Like the NeoSphere trial, the NeoALTTO trial5 showed an approximate 20% increase in pCR with the dual HER2-blockade strategy of concurrent or sequential lapatinib (Tykerb) and trastuzumab compared with trastuzumab alone.
However, the pCR data failed to translate into a significant improvement in disease-free survival (DFS) over trastuzumab alone in the phase III ALTTO trial after a median follow-up of 4.5 years.6 This finding caused some clinicians to question the validity of pCR as a predictor of long-term outcomes.

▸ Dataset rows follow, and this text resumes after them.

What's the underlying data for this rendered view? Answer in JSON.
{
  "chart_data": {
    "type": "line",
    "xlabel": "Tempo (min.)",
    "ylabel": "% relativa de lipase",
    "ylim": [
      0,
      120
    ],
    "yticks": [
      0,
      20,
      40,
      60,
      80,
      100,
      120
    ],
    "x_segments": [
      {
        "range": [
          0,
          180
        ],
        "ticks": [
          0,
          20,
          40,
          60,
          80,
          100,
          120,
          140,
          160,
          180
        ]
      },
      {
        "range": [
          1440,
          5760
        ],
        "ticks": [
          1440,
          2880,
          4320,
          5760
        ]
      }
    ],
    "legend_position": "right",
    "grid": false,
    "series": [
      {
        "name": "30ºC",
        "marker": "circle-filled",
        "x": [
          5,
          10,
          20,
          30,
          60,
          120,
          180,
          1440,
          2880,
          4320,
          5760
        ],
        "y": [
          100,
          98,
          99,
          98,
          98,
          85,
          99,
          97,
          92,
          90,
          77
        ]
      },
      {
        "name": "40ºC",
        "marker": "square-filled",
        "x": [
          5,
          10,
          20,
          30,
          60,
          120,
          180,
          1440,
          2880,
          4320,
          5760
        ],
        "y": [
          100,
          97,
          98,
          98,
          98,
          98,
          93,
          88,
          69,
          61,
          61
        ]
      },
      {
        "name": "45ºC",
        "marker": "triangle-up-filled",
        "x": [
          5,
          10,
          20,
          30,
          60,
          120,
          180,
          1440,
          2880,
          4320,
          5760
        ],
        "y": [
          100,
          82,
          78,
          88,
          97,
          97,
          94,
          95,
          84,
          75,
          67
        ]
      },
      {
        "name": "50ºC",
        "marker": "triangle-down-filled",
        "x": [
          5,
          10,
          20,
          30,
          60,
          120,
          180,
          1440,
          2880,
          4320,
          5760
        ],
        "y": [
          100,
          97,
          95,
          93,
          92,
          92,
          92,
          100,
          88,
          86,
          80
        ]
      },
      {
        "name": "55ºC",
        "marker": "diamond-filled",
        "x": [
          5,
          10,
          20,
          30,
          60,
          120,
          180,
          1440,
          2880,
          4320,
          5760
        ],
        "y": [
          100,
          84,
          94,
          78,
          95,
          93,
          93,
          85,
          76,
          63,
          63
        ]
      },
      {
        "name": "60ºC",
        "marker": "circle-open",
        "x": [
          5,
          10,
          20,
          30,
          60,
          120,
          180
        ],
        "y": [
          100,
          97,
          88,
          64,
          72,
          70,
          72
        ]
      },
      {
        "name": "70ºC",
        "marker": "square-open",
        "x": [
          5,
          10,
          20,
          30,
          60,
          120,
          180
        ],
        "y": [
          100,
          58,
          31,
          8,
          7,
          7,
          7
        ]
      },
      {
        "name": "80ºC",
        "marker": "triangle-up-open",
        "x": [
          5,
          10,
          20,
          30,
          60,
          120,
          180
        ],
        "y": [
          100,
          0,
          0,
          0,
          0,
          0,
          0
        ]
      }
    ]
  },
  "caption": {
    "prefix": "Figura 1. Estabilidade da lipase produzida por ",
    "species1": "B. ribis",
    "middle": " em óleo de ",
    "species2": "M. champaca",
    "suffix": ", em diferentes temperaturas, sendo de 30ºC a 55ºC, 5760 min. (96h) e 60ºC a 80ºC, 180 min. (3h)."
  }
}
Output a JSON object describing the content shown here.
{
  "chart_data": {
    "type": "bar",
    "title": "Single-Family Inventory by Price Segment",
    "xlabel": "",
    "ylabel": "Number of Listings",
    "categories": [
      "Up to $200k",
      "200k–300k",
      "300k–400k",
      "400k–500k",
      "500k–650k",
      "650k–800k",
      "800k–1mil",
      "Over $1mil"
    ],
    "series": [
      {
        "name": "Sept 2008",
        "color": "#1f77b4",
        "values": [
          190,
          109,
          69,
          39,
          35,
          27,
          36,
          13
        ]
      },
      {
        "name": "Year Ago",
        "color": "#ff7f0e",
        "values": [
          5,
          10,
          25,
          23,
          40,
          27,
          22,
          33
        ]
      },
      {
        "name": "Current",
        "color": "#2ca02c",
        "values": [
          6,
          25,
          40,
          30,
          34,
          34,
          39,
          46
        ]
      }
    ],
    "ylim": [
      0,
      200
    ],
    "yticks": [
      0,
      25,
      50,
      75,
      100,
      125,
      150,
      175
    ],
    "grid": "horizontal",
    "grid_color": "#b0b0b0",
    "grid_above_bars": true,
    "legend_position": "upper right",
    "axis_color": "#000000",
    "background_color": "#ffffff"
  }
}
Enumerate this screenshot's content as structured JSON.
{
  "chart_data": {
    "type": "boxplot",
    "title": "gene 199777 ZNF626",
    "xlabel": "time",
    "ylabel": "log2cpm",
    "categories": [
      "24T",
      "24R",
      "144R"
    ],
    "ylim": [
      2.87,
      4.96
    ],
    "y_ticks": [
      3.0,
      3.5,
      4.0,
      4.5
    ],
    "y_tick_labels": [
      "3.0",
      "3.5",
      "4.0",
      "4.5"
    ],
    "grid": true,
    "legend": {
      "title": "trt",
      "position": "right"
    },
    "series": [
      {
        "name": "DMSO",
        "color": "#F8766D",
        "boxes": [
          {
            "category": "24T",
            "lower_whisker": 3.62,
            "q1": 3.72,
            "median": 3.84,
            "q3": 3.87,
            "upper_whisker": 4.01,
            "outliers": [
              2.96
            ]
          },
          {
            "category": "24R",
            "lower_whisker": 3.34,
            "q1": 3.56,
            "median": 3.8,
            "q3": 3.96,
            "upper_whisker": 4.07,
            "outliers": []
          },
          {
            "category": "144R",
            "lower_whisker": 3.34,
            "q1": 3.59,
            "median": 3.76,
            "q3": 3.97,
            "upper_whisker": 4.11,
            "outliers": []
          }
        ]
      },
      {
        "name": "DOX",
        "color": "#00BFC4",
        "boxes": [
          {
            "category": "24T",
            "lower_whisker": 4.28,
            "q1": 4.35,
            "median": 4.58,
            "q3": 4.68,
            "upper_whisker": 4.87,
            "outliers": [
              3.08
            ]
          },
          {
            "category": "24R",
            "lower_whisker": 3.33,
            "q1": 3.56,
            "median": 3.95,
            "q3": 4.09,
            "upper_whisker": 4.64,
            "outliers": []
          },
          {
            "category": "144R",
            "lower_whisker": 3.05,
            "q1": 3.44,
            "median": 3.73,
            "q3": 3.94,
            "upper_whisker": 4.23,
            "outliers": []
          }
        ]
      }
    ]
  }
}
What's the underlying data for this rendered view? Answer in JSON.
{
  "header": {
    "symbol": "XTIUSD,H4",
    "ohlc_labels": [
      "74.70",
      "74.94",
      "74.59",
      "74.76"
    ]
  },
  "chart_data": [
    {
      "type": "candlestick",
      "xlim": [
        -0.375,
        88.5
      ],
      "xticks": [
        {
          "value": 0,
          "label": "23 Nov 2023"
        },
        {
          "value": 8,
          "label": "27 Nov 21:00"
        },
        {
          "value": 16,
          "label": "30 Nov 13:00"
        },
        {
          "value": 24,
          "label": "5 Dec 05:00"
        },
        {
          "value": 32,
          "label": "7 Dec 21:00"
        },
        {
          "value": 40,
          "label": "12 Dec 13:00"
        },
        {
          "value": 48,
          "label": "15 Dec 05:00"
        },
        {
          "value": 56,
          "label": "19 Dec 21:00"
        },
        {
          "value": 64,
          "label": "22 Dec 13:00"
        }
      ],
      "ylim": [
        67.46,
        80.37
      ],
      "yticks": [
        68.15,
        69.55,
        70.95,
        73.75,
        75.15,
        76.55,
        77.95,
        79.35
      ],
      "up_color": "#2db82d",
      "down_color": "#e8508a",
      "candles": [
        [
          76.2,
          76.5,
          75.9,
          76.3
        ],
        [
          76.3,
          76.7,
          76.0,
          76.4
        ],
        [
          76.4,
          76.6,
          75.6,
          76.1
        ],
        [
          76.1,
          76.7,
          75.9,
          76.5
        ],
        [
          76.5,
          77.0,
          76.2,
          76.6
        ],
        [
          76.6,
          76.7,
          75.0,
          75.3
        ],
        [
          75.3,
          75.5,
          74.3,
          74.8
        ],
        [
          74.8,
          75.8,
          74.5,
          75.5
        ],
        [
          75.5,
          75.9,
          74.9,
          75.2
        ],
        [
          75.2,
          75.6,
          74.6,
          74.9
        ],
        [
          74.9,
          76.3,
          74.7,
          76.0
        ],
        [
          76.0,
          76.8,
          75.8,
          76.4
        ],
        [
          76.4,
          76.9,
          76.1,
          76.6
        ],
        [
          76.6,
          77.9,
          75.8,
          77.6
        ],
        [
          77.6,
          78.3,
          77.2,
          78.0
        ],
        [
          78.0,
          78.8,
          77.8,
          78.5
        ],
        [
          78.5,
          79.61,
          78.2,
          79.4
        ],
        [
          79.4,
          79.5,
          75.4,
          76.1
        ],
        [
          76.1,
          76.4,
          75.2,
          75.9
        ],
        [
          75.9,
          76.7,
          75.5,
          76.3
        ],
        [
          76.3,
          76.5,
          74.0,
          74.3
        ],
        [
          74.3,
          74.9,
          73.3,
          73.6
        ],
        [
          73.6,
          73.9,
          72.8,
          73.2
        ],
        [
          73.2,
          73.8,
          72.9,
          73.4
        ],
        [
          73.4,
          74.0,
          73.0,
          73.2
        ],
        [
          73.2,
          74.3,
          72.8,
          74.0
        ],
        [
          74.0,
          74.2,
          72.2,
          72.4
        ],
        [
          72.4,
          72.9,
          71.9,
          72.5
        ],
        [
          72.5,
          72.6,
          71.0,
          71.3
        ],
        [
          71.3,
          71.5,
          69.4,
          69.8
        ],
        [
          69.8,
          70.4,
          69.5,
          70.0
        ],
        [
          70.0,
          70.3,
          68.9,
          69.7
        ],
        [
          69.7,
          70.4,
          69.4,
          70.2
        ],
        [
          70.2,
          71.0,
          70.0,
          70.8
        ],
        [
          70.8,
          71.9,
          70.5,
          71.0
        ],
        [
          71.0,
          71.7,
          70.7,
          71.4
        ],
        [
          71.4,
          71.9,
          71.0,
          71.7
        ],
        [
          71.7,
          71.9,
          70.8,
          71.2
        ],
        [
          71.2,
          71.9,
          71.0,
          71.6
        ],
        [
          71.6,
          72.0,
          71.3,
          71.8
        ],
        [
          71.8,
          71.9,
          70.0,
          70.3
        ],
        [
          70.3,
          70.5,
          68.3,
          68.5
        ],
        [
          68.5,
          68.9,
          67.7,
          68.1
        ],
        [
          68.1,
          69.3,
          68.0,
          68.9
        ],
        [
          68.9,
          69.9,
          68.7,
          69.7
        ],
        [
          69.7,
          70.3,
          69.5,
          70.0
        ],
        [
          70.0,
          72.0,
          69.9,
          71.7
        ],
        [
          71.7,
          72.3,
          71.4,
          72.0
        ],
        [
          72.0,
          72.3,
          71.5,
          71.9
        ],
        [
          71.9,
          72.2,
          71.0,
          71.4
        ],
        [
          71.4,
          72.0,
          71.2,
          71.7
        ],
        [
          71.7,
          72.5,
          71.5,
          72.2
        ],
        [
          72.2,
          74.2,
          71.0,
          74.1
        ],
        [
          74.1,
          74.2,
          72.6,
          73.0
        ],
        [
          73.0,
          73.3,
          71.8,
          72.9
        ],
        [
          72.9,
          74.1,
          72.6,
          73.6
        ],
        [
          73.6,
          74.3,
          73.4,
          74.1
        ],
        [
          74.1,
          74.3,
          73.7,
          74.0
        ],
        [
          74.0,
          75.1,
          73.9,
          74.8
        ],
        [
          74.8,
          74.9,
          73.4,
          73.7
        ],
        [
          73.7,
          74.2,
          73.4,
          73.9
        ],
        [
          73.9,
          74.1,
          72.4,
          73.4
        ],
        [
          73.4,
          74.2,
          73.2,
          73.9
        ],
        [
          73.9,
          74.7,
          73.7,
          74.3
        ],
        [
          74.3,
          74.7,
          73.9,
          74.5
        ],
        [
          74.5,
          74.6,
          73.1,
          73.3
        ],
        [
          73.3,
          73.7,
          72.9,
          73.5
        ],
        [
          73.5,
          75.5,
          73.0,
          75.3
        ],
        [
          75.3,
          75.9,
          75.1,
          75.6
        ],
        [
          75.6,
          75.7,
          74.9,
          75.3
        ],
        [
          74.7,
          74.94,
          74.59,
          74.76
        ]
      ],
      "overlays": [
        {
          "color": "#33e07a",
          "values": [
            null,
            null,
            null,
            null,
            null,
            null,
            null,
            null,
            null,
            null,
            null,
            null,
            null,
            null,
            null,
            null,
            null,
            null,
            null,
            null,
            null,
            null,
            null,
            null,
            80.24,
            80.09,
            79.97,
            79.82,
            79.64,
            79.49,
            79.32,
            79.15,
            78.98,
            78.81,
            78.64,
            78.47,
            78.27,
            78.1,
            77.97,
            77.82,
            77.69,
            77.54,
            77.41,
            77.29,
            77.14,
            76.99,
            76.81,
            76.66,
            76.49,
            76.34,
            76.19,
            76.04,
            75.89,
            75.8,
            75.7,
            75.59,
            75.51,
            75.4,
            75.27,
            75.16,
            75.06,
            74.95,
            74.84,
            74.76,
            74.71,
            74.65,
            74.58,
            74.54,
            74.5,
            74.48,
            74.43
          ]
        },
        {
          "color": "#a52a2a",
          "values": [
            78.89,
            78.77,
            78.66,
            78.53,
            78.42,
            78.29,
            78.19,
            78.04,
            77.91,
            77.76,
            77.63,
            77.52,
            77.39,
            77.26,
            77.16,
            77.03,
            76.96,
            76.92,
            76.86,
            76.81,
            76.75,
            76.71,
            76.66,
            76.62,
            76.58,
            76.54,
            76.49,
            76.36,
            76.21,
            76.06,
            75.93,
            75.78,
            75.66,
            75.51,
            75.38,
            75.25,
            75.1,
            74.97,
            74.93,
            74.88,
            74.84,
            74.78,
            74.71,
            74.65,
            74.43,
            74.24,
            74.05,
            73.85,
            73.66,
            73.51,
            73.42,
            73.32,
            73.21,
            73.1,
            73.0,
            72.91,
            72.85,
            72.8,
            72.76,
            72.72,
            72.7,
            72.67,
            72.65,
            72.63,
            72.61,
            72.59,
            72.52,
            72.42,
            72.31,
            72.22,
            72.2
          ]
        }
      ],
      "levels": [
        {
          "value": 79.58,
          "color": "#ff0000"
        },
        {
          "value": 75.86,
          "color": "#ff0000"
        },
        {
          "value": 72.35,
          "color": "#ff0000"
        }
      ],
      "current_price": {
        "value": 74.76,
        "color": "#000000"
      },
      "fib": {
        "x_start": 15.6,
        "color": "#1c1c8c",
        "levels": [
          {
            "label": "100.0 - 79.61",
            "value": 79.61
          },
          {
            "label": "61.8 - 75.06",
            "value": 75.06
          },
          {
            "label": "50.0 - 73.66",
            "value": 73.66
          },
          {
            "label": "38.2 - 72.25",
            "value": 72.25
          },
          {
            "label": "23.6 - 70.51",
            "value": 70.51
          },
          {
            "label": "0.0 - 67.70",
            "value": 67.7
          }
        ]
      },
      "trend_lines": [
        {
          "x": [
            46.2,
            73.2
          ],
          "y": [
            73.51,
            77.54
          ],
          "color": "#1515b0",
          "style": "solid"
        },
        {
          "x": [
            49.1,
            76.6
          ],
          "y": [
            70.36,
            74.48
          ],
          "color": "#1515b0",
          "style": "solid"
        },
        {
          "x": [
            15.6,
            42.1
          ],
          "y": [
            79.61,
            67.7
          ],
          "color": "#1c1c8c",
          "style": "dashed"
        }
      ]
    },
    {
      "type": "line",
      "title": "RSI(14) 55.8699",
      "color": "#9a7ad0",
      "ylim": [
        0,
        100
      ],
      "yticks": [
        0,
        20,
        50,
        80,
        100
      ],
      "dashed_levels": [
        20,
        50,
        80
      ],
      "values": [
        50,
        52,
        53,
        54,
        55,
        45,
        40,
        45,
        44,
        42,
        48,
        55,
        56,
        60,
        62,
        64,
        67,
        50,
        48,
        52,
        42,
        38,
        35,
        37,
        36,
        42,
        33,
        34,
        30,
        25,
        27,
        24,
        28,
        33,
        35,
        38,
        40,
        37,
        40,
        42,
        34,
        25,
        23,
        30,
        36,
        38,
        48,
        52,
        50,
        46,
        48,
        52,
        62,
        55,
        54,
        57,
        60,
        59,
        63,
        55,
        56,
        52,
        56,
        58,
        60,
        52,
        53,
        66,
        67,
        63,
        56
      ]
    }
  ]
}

Holmes noted the number of events (550) was lower than the 850 events the trial was initially powered for. Additionally, the ALTTO patients were a low-risk cancer group with relatively high DFS among all treatments (88% in the lapatinib plus trastuzumab arm, 87% in the trastuzumab followed by lapatinib arm, and 86% in the trastuzumab-only arm), which may have contributed to the lack of significance in this trial. Holmes emphasized the ALTTO trial should not completely discount pCR as a predictor of long-term outcomes across all neoadjuvant therapies and breast cancer types.
Holmes indicated that even if the pCR in the NeoALTTO trial did not translate to improved DFS, the benefits of dual HER2 blockade in this trial suggest such neoadjuvant trials may serve as a model for future discovery of drugs and methods to target HER2-positive breast cancer. These include using immune response mRNA markers to predict the carboplatin-based chemotherapy response in HER2-positive and TNBC tumors, adding trebananib to a paclitaxel—trastuzumab chemotherapy regimen to inhibit angiogenesis, and using PET response to predict pCR after one cycle of chemotherapy with the addition of a second agent in the next treatment cycle if necessary.
According to Holmes, determination of pCR to neoadjuvant therapy will help accelerate approval of new agents and several strategies are "right around the corner" for targeting HER2-positive breast cancer. However, she stated that improving trial design is essential to assess how agents operate in combination.